How Pregnancy and Childbirth Affects the Bladder
Pregnancy and childbirth can cause significant stress on the female pelvic floor, leading to a range of urinary symptoms such as incontinence, urgency, and difficulty fully emptying the bladder. These symptoms can significantly impact a woman’s quality of life, but they are becoming increasingly recognized as functionally manageable and curable.
Stress urinary incontinence (SUI) is the most common urinary symptom in pregnancy, affecting up to 75% of pregnant women. It is the involuntary loss of urine due to physical exertion such as lifting, coughing, or sneezing. Evidence has shown that a vaginal birth may lead to a higher longer-term risk of SUI than after a caesarean section. Women should always discuss with their obstetrician the most suitable mode of delivery for them in this context if they are symptomatic. The mainstay of treatment during and after pregnancy is pelvic floor muscle training, often guided by a specialist physiotherapist. Vaginal devices, procedures or surgery is not usually recommended during pregnancy or until the woman’s family is complete.
Overactive bladder (OAB) affects up to 40% of pregnant women and is characterized by a sudden urge to pass urine, which may be associated with increased daytime or nighttime frequency and even incontinence. Behavioral and lifestyle modifications are usually successful at managing these symptoms, along with bladder retraining and pelvic floor exercises. Occasionally there is
a place for medication such as oral tablets or Botox injections to the bladder.
Urinary tract infections (UTI) affect around 8% of pregnancies and can mimic the symptoms of OAB. Whilst
rarer than OAB or SUI, if severe, UTIs can complicate pregnancy with preterm delivery, miscarriage, sepsis.It is vital that a woman’s urine is checked at each antenatal visit in pregnancy as often features of UTI can be picked up sooner than symptoms present. Low-dose antibiotics for a medium to longer-term course are recommended for recurrent UTIs in pregnancy, guided by the obstetrician or urogynecologist. Hormone changes during and after pregnancy have been shown to directly affect the normal levels of healthy bacteria within the bladder and oestrogen replacement is an evidenced based intervention shown to be of benefit in reducing recurrent UTIs following childbirth.

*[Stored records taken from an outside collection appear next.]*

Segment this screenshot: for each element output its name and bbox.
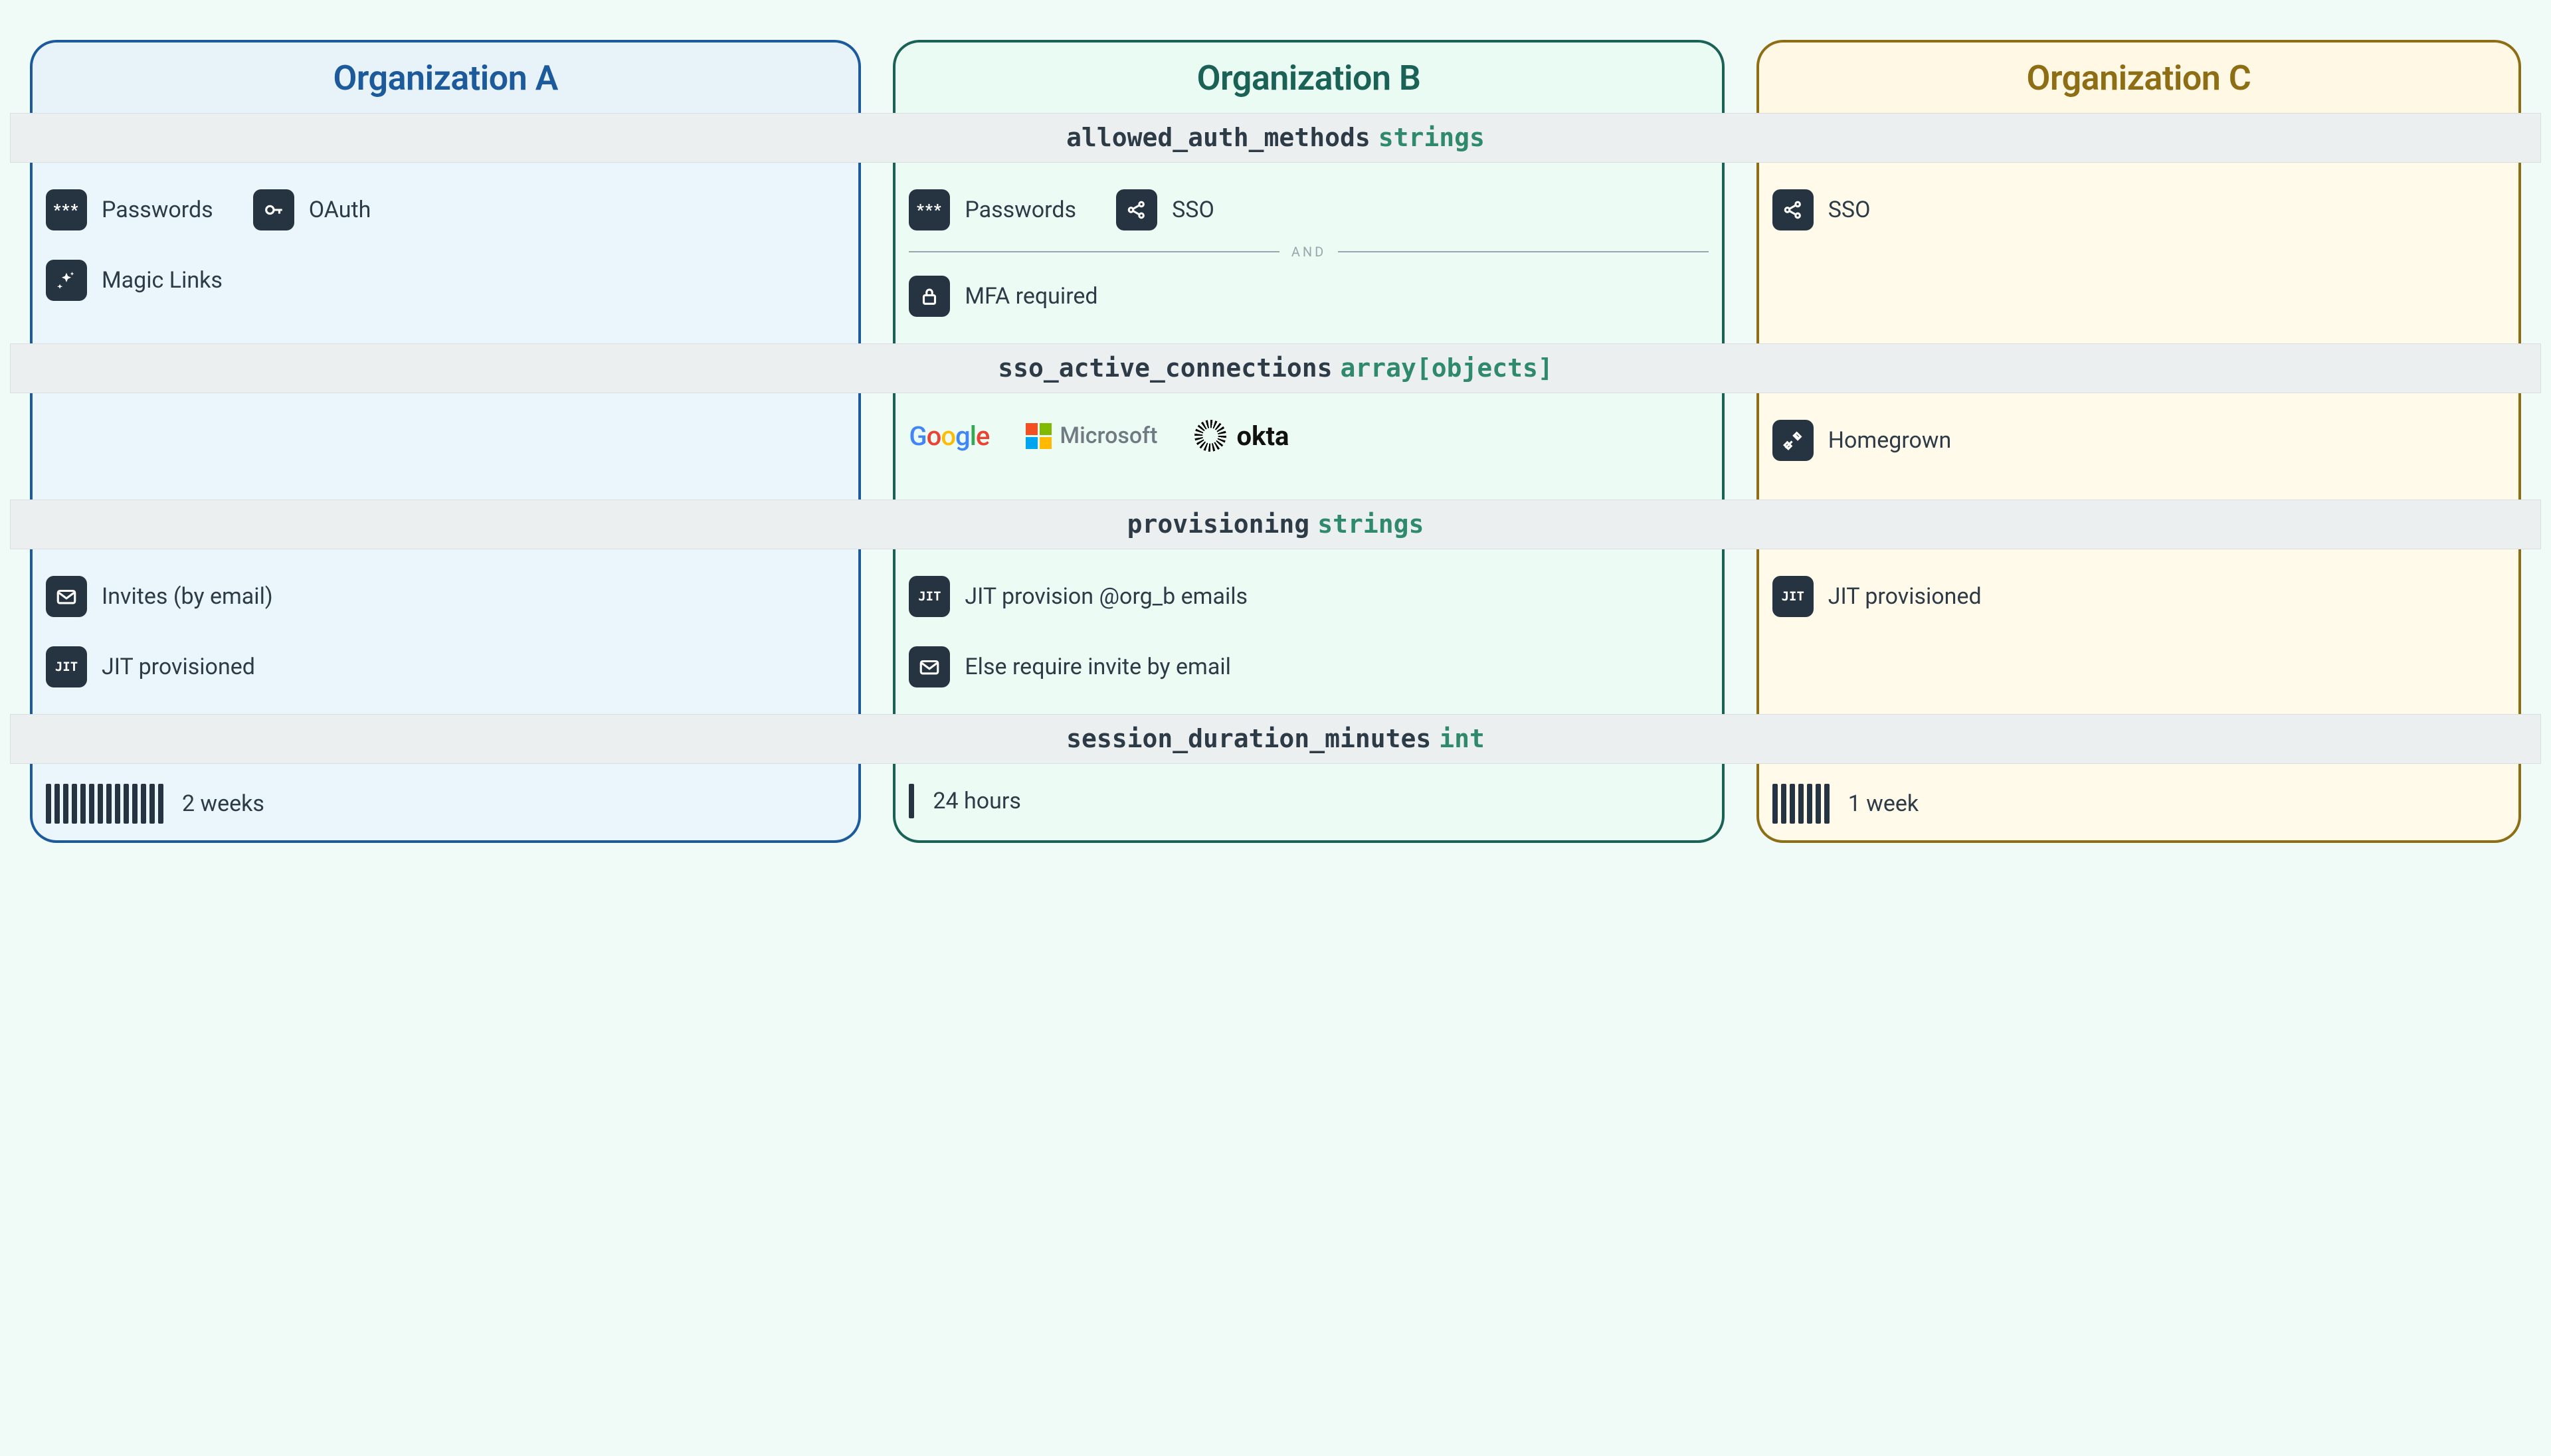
method-oauth: OAuth <box>253 189 413 230</box>
prov-invites: Invites (by email) <box>46 576 845 617</box>
prov-else-invite: Else require invite by email <box>909 646 1708 687</box>
connection-okta: okta <box>1194 420 1289 452</box>
sso-cell-a <box>30 393 861 500</box>
method-magic-links: Magic Links <box>46 260 223 301</box>
prov-jit-orgb: JIT JIT provision @org_b emails <box>909 576 1708 617</box>
org-comparison-grid: Organization A Organization B Organizati… <box>30 40 2521 843</box>
auth-cell-a: *** Passwords OAuth Magic Links <box>30 163 861 343</box>
password-icon: *** <box>909 189 950 230</box>
sso-cell-b: Google Microsoft okta <box>893 393 1724 500</box>
prov-jit: JIT JIT provisioned <box>1772 576 2505 617</box>
password-icon: *** <box>46 189 87 230</box>
method-passwords: *** Passwords <box>909 189 1076 230</box>
mail-icon <box>909 646 950 687</box>
prov-cell-c: JIT JIT provisioned <box>1756 549 2521 714</box>
google-logo-icon: Google <box>909 420 989 452</box>
okta-logo-icon <box>1194 420 1226 452</box>
connection-homegrown: Homegrown <box>1772 420 1952 461</box>
connection-google: Google <box>909 420 989 452</box>
duration-one-week: 1 week <box>1772 784 2505 824</box>
share-icon <box>1772 189 1814 230</box>
session-cell-a: 2 weeks <box>30 764 861 843</box>
section-header-session: session_duration_minutesint <box>10 714 2541 764</box>
section-header-sso: sso_active_connectionsarray[objects] <box>10 343 2541 393</box>
microsoft-logo-icon <box>1026 423 1052 449</box>
mail-icon <box>46 576 87 617</box>
method-sso: SSO <box>1116 189 1276 230</box>
auth-cell-c: SSO <box>1756 163 2521 343</box>
method-sso: SSO <box>1772 189 1932 230</box>
tab-org-b: Organization B <box>893 40 1724 113</box>
duration-two-weeks: 2 weeks <box>46 784 845 824</box>
section-header-auth: allowed_auth_methodsstrings <box>10 113 2541 163</box>
jit-icon: JIT <box>46 646 87 687</box>
lock-icon <box>909 276 950 317</box>
key-icon <box>253 189 294 230</box>
sso-cell-c: Homegrown <box>1756 393 2521 500</box>
jit-icon: JIT <box>909 576 950 617</box>
tools-icon <box>1772 420 1814 461</box>
tab-org-a: Organization A <box>30 40 861 113</box>
connection-microsoft: Microsoft <box>1026 422 1157 449</box>
auth-cell-b: *** Passwords SSO AND MFA required <box>893 163 1724 343</box>
tab-org-c: Organization C <box>1756 40 2521 113</box>
prov-jit: JIT JIT provisioned <box>46 646 845 687</box>
share-icon <box>1116 189 1157 230</box>
prov-cell-a: Invites (by email) JIT JIT provisioned <box>30 549 861 714</box>
prov-cell-b: JIT JIT provision @org_b emails Else req… <box>893 549 1724 714</box>
section-header-provisioning: provisioningstrings <box>10 500 2541 549</box>
session-cell-c: 1 week <box>1756 764 2521 843</box>
method-mfa: MFA required <box>909 276 1097 317</box>
duration-24-hours: 24 hours <box>909 784 1708 818</box>
method-passwords: *** Passwords <box>46 189 213 230</box>
and-separator: AND <box>909 244 1708 260</box>
sparkles-icon <box>46 260 87 301</box>
session-cell-b: 24 hours <box>893 764 1724 843</box>
jit-icon: JIT <box>1772 576 1814 617</box>
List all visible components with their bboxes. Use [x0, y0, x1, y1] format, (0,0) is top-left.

Difficulty passing urine or urinary retention (UR) is rarer but can be problematic in pregnancy and childbirth. UR can be as present in up to 20% of women following child birth and many factors have been found to be involved, including mode of delivery (i.e. forceps or caesarean section), if the mum had an epidural, how long the labour was and even severe constipation
and pain. Management is pragmatic, addressing the causes, advising on ‘timed voiding’, and occasionally temporarily placing a catheter into the bladder to relieve and rest.
As we learn more about the causal effects of pregnancy and childbirth on the bladder and devise scientifically backed tools to predict and prevent their symptoms, clinicians caring for pregnant and postpartum women can more effectively treat these conditions. Encouraging women to talk more openly about them and seek the appropriate expertise in managing their symptoms ultimately prevents longer-term consequences of what is usually a temporary condition.